The Fresh Loaf

A Community of Amateur Bakers and Artisan Bread Enthusiasts.

greetings from Singapore

MoonshineSG's picture
MoonshineSG

greetings from Singapore

Just wanted to say hi and  thanks to everyone. Recently stared making bread and probably many of the questions I ask sound silly, but your answers help to make sense of all this. 

Living in a country with a temperature that varies between 26C (78.8F) and 32C (89.6) with humidity over 80% doesnt make things easier.... 

 

Thanks.

LindyD's picture
LindyD

Never hesitate to ask a question; everyone here started baking bread with zip experience.

As to your warm kitchen,  you can easily control your dough temperature by calculating the correct temperature of the water to be added to the mix.

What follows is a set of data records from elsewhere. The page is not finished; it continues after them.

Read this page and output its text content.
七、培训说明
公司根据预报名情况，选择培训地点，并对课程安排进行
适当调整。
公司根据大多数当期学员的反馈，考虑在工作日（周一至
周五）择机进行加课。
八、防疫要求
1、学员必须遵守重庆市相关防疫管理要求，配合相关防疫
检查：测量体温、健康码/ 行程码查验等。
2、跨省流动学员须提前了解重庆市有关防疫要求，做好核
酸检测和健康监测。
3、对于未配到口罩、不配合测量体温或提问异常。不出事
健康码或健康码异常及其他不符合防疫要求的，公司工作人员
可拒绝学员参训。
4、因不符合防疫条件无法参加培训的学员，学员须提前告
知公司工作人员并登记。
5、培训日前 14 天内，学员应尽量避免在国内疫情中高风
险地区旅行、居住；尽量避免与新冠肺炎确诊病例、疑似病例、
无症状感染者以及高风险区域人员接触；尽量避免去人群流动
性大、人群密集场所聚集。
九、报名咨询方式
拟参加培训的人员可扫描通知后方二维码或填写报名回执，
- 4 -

Susan of Wild Yeast offers an excellent explanation of the process here:  http://www.wildyeastblog.com/2007/07/05/water/

richkaimd's picture
richkaimd

... every time I hear that someone's just getting into baking.  It fills me with so many memories of successes and failures.  I have a piece of advice which stems from my 40 years.  As much as you can learn lots from this website, I recommend that you pick a text book and devote a good long time to the project of learning your way through it.  Text books are not cook books.  Text books are specifically designed to structure your learning from the ground up.  Even though cook books may have some educative material in them, they're just not the same thing as a text book.  If you're a beginner and really want to learn bread baking, get a beginner's text book (for example, DiMuzio's Bread Baking) and work your way through its exercises.  While you're doing this, also continue reading this website regularly, watch all the linked videos, and tell us about your baking successes and failures.  You will come to develop your own sense of things, both the intellectual content and the choreography of the dough, more quickly and with much greater assurance.  Because this website is so much fun and generally a happy place doesn't mean that every one who answers your questions is equally experienced.  Your text book's author presumably is an expert.  A word of warning:  do not work from Hamelman's Bread as a beginner because it's too detailed and may put you off.  Save it for later, at which time you'll be glad you have it.  [I haven't read my way through all of Floyd Mann's The Fresh Loaf Book of Bread Baking but what I have read is good.  I don't recall that he has the graded exercises the DiMuzio does, but you can see it by clicking "Handbook" above on this page.]